Мощнейшая система электронных помех и была главным оружием «Макарова». Выдвижная телескопическая антенна создавала направленное электромагнитное поле, способное вывести любую судовую и авиационную электронику из строя на расстоянии до двадцати морских миль. В наше технологическое время это куда эффективней торпед, мин, ракет и глубинных бомб, ведь мини-подлодка в считаные секунды может превратить самый современный авианосец в груду металлолома.
За экипаж Морской Волк был спокоен: подводники подобрались грамотные, с большим стажем службы, причем служили они на многих субмаринах. За плечами этих офицеров были и многомесячные «автономки», и пожары в отсеках, и потеки контуров в реакторах… Как и у Морского Волка, ни у кого из них не было родных или близких: в экипаж подбирались или бывшие детдомовцы, или холостяки, похоронившие родителей. В этом вопросе Главное управление кадров ВМФ было последовательно; история «Курска» научила многому. А ведь совсекретная мини-субмарина изначально предназначалась для выполнения деликатных заданий, связанных со смертельным риском!

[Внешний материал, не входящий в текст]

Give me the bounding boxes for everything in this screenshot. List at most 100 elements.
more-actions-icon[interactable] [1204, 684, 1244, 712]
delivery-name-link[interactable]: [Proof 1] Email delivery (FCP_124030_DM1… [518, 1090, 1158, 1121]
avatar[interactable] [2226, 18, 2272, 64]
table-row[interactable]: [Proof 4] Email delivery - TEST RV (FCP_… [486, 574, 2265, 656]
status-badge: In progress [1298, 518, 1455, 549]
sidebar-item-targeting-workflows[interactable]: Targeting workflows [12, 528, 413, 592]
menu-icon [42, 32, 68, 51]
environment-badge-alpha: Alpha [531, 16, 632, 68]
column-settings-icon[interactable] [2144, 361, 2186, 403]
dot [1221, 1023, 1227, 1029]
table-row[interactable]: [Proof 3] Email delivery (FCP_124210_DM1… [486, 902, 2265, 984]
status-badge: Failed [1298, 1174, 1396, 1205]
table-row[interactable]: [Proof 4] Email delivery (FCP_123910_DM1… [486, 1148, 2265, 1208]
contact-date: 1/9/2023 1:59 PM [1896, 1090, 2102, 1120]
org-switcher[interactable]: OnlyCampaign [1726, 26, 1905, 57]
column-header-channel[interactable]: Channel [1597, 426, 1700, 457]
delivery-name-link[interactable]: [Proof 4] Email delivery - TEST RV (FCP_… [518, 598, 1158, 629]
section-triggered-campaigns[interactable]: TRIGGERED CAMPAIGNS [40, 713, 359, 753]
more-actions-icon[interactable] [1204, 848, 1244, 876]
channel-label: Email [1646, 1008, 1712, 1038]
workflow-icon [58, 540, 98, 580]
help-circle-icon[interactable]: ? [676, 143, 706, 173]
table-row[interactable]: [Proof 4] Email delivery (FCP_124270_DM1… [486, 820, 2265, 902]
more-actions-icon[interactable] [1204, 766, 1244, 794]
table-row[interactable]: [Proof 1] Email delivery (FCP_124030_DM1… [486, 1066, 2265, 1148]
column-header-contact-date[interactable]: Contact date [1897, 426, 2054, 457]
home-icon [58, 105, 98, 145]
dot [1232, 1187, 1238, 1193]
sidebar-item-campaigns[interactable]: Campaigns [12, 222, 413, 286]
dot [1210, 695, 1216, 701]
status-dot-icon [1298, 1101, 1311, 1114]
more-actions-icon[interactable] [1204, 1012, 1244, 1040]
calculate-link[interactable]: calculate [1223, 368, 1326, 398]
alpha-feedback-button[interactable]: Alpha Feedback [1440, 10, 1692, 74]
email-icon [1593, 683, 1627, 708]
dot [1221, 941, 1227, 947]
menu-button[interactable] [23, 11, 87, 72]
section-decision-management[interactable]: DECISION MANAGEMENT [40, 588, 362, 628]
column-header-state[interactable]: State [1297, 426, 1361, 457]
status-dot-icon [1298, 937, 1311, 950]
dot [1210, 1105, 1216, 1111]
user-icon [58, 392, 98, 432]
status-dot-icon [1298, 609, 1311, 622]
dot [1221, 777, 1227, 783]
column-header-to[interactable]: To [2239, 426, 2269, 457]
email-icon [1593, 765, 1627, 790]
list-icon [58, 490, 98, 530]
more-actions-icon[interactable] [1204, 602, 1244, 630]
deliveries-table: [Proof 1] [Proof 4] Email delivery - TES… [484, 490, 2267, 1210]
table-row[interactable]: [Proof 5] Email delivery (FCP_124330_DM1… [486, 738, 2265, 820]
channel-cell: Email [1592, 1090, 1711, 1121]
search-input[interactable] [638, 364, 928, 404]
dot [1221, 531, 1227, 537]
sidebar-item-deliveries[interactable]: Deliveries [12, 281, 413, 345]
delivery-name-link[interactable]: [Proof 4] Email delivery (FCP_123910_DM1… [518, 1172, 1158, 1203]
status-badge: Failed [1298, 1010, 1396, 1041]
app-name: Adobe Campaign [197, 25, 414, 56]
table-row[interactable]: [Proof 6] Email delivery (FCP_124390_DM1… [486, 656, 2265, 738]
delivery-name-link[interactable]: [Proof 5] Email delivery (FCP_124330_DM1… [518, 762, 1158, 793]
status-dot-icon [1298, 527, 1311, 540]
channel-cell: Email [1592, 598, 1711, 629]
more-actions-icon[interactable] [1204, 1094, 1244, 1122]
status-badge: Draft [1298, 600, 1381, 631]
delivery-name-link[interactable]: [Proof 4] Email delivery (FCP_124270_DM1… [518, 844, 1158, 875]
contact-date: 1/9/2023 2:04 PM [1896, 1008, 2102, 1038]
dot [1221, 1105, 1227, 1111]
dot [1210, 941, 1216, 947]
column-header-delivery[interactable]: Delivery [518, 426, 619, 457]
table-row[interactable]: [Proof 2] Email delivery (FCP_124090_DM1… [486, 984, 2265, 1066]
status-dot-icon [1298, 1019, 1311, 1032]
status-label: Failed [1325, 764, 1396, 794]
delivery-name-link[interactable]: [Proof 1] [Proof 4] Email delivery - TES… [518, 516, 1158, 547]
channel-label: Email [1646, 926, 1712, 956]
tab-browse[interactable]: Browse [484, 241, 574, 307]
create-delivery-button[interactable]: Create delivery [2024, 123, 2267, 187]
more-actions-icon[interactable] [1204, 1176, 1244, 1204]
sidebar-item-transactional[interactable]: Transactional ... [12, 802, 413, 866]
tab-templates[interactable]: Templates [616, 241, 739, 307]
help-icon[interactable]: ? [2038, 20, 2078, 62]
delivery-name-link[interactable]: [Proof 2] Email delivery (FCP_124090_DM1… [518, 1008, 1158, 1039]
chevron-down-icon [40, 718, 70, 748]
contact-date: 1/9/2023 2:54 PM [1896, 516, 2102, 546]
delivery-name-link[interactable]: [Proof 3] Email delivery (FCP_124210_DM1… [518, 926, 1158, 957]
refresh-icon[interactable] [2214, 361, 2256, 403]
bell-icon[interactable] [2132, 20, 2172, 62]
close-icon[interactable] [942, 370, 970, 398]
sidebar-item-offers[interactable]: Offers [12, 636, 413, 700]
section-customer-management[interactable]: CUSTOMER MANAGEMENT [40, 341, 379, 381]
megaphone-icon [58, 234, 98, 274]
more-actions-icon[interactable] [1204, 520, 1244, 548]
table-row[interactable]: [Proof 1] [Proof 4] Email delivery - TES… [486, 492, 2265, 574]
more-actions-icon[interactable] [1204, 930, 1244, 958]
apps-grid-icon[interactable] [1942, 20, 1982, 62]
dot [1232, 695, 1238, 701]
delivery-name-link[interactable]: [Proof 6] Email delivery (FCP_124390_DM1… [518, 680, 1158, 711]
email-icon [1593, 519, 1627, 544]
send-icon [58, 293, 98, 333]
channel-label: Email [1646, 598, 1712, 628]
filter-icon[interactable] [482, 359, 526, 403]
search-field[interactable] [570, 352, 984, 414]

В случае попытки захвата противником командир был обязан немедленно уничтожить подлодку вместе с экипажем. Даже если бы кто-то из подводников чудом выжил, ни Военно-морской флот, ни власти не стали бы его защищать. На все иностранные запросы мог быть только один ответ: «Таких людей в российском подплаве никогда не было и нет». Остатки подлодки не могла бы идентифицировать ни одна разведслужба мира: на «Макарове» не было ни одной российской маркировки, а в камбузе – ни одного российского продукта. Отправляясь в дальний поход, подводники сдавали все документы в сейф. Вахтенный журнал велся исключительно на английском. Даже форма и та была без всяких знаков различия, тельники и матросские робы. Да что форма – на борту субмарины не было даже Андреевского флага!
Капитан второго ранга Илья Георгиевич Макаров никогда не распространялся, что совсекретная субмарина названа в честь его знаменитого прапрадеда. Вице-адмирал Степан Осипович Макаров, погибший в русско-японскую войну на линкоре «Петропавловск» вместе с художником Верещагиным, для российского флота значил ничуть не меньше, чем Горацио Нельсон для англичан. «Красивое имя – высокая честь!» – обычно говорил Морской Волк, когда речь заходила о названии субмарины, и это обтекаемое объяснение было исчерпывающим.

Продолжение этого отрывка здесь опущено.